La première réaction de König concernant le concepteur fut qu'il s'agissait d'une femme. D'où sa question dans la rubrique « Libelle weet 't ». Celle-ci suscita quatre réponses, étonnamment masculines. On découvrit ainsi que le concepteur (donc un homme) était le graphiste APW van Starrenburg. Il travailla de 1911 à 1939 comme dessinateur et illustrateur à l'imprimerie J. van Boekhoven, chose surprenante. Cet artiste produisit d'innombrables lithographies, eaux-fortes, dessins au pastel, gravures sur bois et linogravures. Les illustrations des recueils de poésie d'Adriaan Roland Holst furent souvent de sa main. Le Rijksmuseum possède plusieurs de ses œuvres. Selon des correspondants, les dessins des timbres d'internement furent réalisés au pastel. Ces dessins sont aujourd'hui introuvables dans les archives. La conception des timbres fut probablement effectuée dans l'urgence, ce qui explique un résultat esthétiquement peu réussi. timbre2-camps-internement-août_1914 Timbre d'internement n° 2

L'imprimante

Retrouver l'imprimeur des timbres fut également une tâche ardue. Le roi susmentionné reçut l'indication qu'il devait chercher un atelier de lithographie à Amsterdam. Après avoir longuement erré, il se retrouva dans le Jordaan. Les étiquettes étaient censées avoir été imprimées rue Karthuizerstraat, mais il n'y trouva aucun atelier. Des recherches auprès des commerçants du quartier finirent par lui permettre de trouver le nom de l'imprimerie : « Steen & Boek Drukkerij JR van den Berg, Karthuizerstraat 26, Amsterdam, Téléphone 49717 ». L'imprimerie n'existait plus, mais d'anciens employés et la famille de Van den Berg étaient encore en vie. Il s'avéra que l'imprimerie Van Boekhoven avait sous-traité la commande à Van den Berg, car la reproduction des dessins se faisait de préférence par lithographie, une technique qu'ils ne maîtrisaient pas. Cela montre à quel point il est parfois difficile de retrouver les archives du passé. On peut certainement adresser un reproche aux responsables des archives du ministère de la Guerre en 1916. Trente-cinq ans plus tard, on ne retrouvait presque plus rien.

étiquettes

Il s'avéra que l'entreprise lithographique JR van den Berg était spécialisée dans l'impression d'étiquettes. Parmi les étiquettes les plus connues à l'époque figuraient celles de la confiture de tomates Tomatorna et du Vermouth di Torino (très apprécié des amateurs de spiritueux). Toutes deux étaient imprimées par la même entreprise lithographique qui produisait nos timbres d'internement. Je pense que lorsque Van Boekhoven reçut la commande d'« étiquettes » pour le service des internements, il pensa immédiatement à son collègue JR van den Berg, réputé pour son talent d'imprimeur d'étiquettes.
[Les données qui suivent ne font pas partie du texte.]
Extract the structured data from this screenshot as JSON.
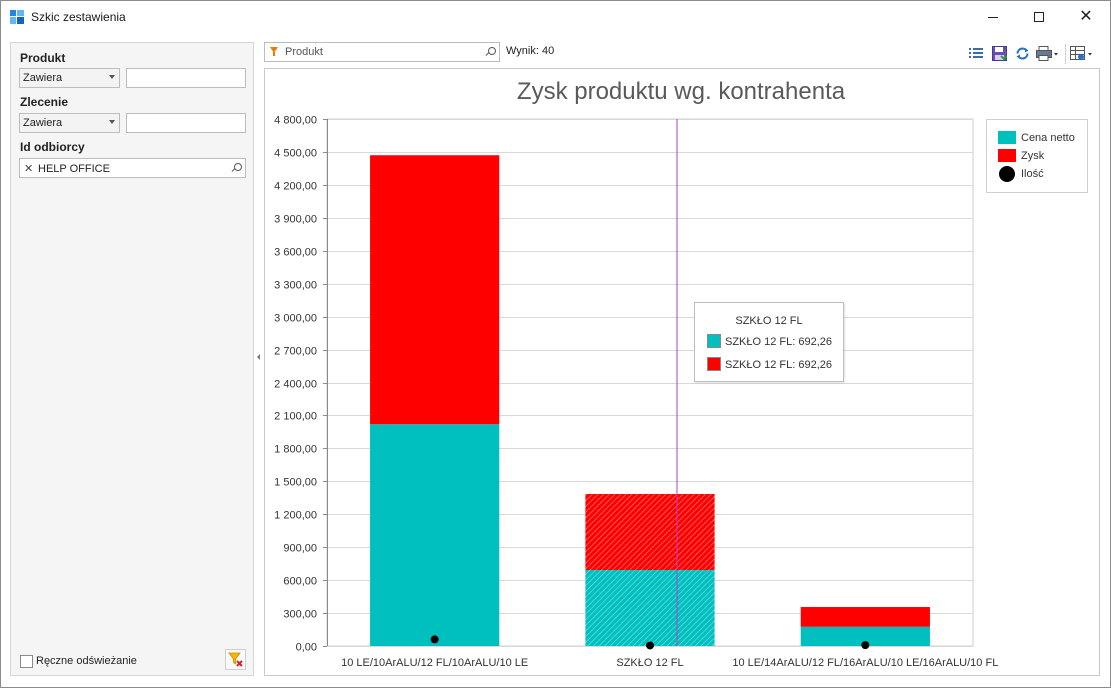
{
  "window": {
    "title": "Szkic zestawienia"
  },
  "filters": {
    "produkt": {
      "label": "Produkt",
      "operator": "Zawiera",
      "value": ""
    },
    "zlecenie": {
      "label": "Zlecenie",
      "operator": "Zawiera",
      "value": ""
    },
    "id_odbiorcy": {
      "label": "Id odbiorcy",
      "token": "HELP OFFICE"
    },
    "manual_refresh": {
      "label": "Ręczne odświeżanie",
      "checked": false
    }
  },
  "toolbar": {
    "search_placeholder": "Produkt",
    "result_count": "Wynik: 40"
  },
  "colors": {
    "cena_netto": "#00BFBF",
    "zysk": "#FF0000",
    "ilosc": "#000000",
    "crosshair": "#B040C8"
  },
  "tooltip": {
    "title": "SZKŁO 12 FL",
    "rows": [
      "SZKŁO 12 FL: 692,26",
      "SZKŁO 12 FL: 692,26"
    ]
  },
  "chart_data": {
    "type": "bar",
    "stacked": true,
    "title": "Zysk produktu wg. kontrahenta",
    "categories": [
      "10 LE/10ArALU/12 FL/10ArALU/10 LE",
      "SZKŁO 12 FL",
      "10 LE/14ArALU/12 FL/16ArALU/10 LE/16ArALU/10 FL"
    ],
    "series": [
      {
        "name": "Cena netto",
        "values": [
          2020,
          692.26,
          175
        ]
      },
      {
        "name": "Zysk",
        "values": [
          2450,
          692.26,
          180
        ]
      },
      {
        "name": "Ilość",
        "type": "scatter",
        "values": [
          60,
          5,
          8
        ]
      }
    ],
    "ylim": [
      0,
      4800
    ],
    "yticks": [
      "0,00",
      "300,00",
      "600,00",
      "900,00",
      "1 200,00",
      "1 500,00",
      "1 800,00",
      "2 100,00",
      "2 400,00",
      "2 700,00",
      "3 000,00",
      "3 300,00",
      "3 600,00",
      "3 900,00",
      "4 200,00",
      "4 500,00",
      "4 800,00"
    ],
    "legend": "top-right",
    "grid": true
  }
}
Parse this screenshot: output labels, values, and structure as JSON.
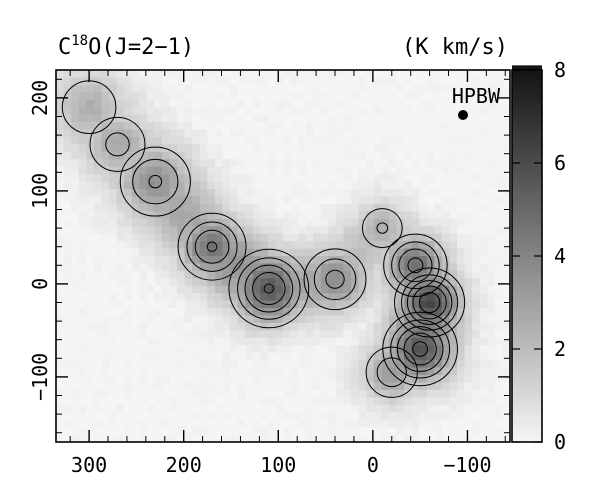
{
  "chart_data": {
    "type": "heatmap",
    "title": "C¹⁸O(J=2−1)",
    "title_main": "C",
    "title_sup": "18",
    "title_rest": "O(J=2−1)",
    "unit_label": "(K km/s)",
    "beam_label": "HPBW",
    "x_ticks": [
      300,
      200,
      100,
      0,
      -100
    ],
    "x_tick_labels": [
      "300",
      "200",
      "100",
      "0",
      "−100"
    ],
    "xlim": [
      335,
      -145
    ],
    "y_ticks": [
      200,
      100,
      0,
      -100
    ],
    "y_tick_labels": [
      "200",
      "100",
      "0",
      "−100"
    ],
    "ylim": [
      -170,
      230
    ],
    "colorbar": {
      "min": 0,
      "max": 8,
      "ticks": [
        0,
        2,
        4,
        6,
        8
      ],
      "tick_labels": [
        "0",
        "2",
        "4",
        "6",
        "8"
      ]
    },
    "contour_levels": [
      1.5,
      2.5,
      3.5,
      4.5,
      5.5,
      6.5
    ],
    "emission_ridge": [
      {
        "x": 300,
        "y": 190,
        "peak": 2.5,
        "width": 28
      },
      {
        "x": 270,
        "y": 150,
        "peak": 2.8,
        "width": 26
      },
      {
        "x": 230,
        "y": 110,
        "peak": 3.6,
        "width": 28
      },
      {
        "x": 170,
        "y": 40,
        "peak": 4.6,
        "width": 24
      },
      {
        "x": 110,
        "y": -5,
        "peak": 5.6,
        "width": 26
      },
      {
        "x": 40,
        "y": 5,
        "peak": 3.8,
        "width": 24
      },
      {
        "x": -10,
        "y": 60,
        "peak": 2.6,
        "width": 20
      },
      {
        "x": -45,
        "y": 20,
        "peak": 4.8,
        "width": 22
      },
      {
        "x": -60,
        "y": -20,
        "peak": 6.2,
        "width": 22
      },
      {
        "x": -50,
        "y": -70,
        "peak": 5.8,
        "width": 24
      },
      {
        "x": -20,
        "y": -95,
        "peak": 3.2,
        "width": 22
      }
    ]
  }
}
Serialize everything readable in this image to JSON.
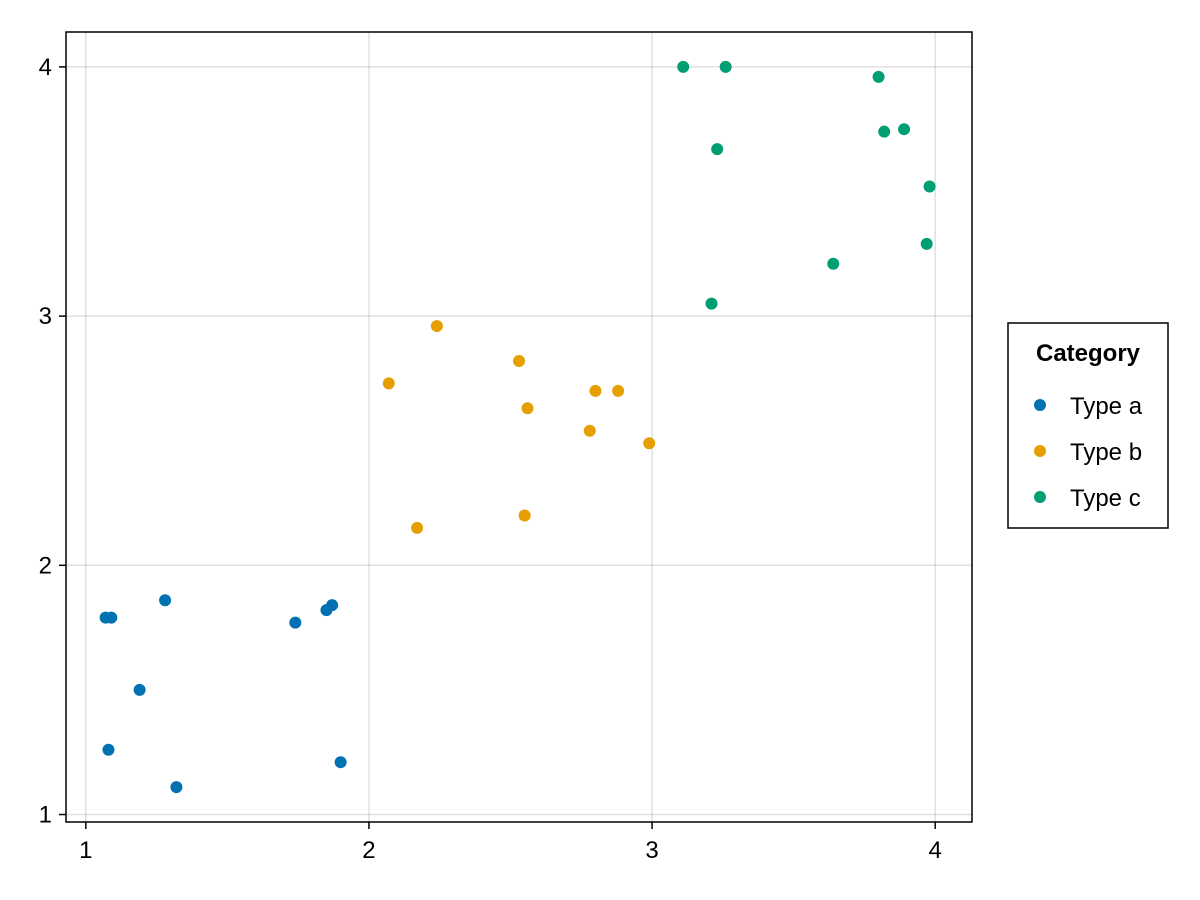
{
  "chart_data": {
    "type": "scatter",
    "title": "",
    "xlabel": "",
    "ylabel": "",
    "xlim": [
      0.93,
      4.13
    ],
    "ylim": [
      0.97,
      4.14
    ],
    "xticks": [
      1,
      2,
      3,
      4
    ],
    "yticks": [
      1,
      2,
      3,
      4
    ],
    "grid": true,
    "legend": {
      "title": "Category",
      "placement": "right"
    },
    "series": [
      {
        "name": "Type a",
        "color": "#0072b2",
        "points": [
          [
            1.07,
            1.79
          ],
          [
            1.09,
            1.79
          ],
          [
            1.28,
            1.86
          ],
          [
            1.19,
            1.5
          ],
          [
            1.08,
            1.26
          ],
          [
            1.32,
            1.11
          ],
          [
            1.74,
            1.77
          ],
          [
            1.85,
            1.82
          ],
          [
            1.87,
            1.84
          ],
          [
            1.9,
            1.21
          ]
        ]
      },
      {
        "name": "Type b",
        "color": "#e69f00",
        "points": [
          [
            2.07,
            2.73
          ],
          [
            2.24,
            2.96
          ],
          [
            2.53,
            2.82
          ],
          [
            2.56,
            2.63
          ],
          [
            2.17,
            2.15
          ],
          [
            2.55,
            2.2
          ],
          [
            2.78,
            2.54
          ],
          [
            2.8,
            2.7
          ],
          [
            2.88,
            2.7
          ],
          [
            2.99,
            2.49
          ]
        ]
      },
      {
        "name": "Type c",
        "color": "#009e73",
        "points": [
          [
            3.11,
            4.0
          ],
          [
            3.26,
            4.0
          ],
          [
            3.8,
            3.96
          ],
          [
            3.82,
            3.74
          ],
          [
            3.89,
            3.75
          ],
          [
            3.23,
            3.67
          ],
          [
            3.98,
            3.52
          ],
          [
            3.97,
            3.29
          ],
          [
            3.64,
            3.21
          ],
          [
            3.21,
            3.05
          ]
        ]
      }
    ]
  }
}
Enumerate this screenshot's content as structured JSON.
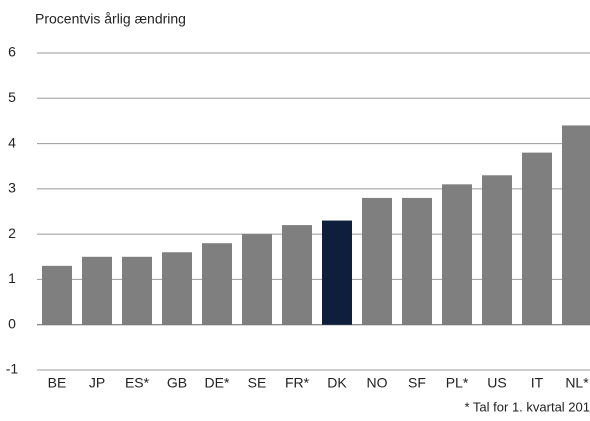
{
  "chart_data": {
    "type": "bar",
    "axis_label": "Procentvis årlig ændring",
    "footnote": "* Tal for 1. kvartal 201",
    "categories": [
      "BE",
      "JP",
      "ES*",
      "GB",
      "DE*",
      "SE",
      "FR*",
      "DK",
      "NO",
      "SF",
      "PL*",
      "US",
      "IT",
      "NL*"
    ],
    "values": [
      1.3,
      1.5,
      1.5,
      1.6,
      1.8,
      2.0,
      2.2,
      2.3,
      2.8,
      2.8,
      3.1,
      3.3,
      3.8,
      4.4
    ],
    "colors": [
      "#7f7f7f",
      "#7f7f7f",
      "#7f7f7f",
      "#7f7f7f",
      "#7f7f7f",
      "#7f7f7f",
      "#7f7f7f",
      "#0e1f3d",
      "#7f7f7f",
      "#7f7f7f",
      "#7f7f7f",
      "#7f7f7f",
      "#7f7f7f",
      "#7f7f7f"
    ],
    "ylim": [
      -1,
      6
    ],
    "yticks": [
      -1,
      0,
      1,
      2,
      3,
      4,
      5,
      6
    ],
    "grid": true
  }
}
Détails concernant l'impression des étiquettes

Au début de 1916, on comptait plus de 31 000 Belges internés en Belgique. Les timbres verts étaient imprimés en feuilles de 65, disposées en 5 rangées de 13 timbres. Mille feuilles furent imprimées, soit un tirage de 65 000 exemplaires du « Groene Maagd ». Les timbres bruns étaient imprimés en feuilles de 72, disposées en 9 rangées de 8 timbres. Au total, 900 feuilles de 72 timbres furent imprimées, soit un tirage de 64 800 « Bruine Maagden ». Ces timbres présentent de nombreuses différences, petites et grandes. On pourrait parler d’erreurs de plaque, s’ils n’avaient pas été réalisés en lithographie. Le terme « erreurs d’impression » serait donc plus approprié. Ces nuances, comme des timbres plus clairs ou plus foncés, s’expliquent par une impression plus ou moins nette du timbre sur le papier, par le fait que l’impression n’a pas été réalisée en continu le même jour, ou encore par la nécessité de réencrer le timbre. Des témoignages d'anciens employés de l'imprimerie révèlent que les pierres étaient broyées peu après la production des timbres d'internement afin de pouvoir être réutilisées.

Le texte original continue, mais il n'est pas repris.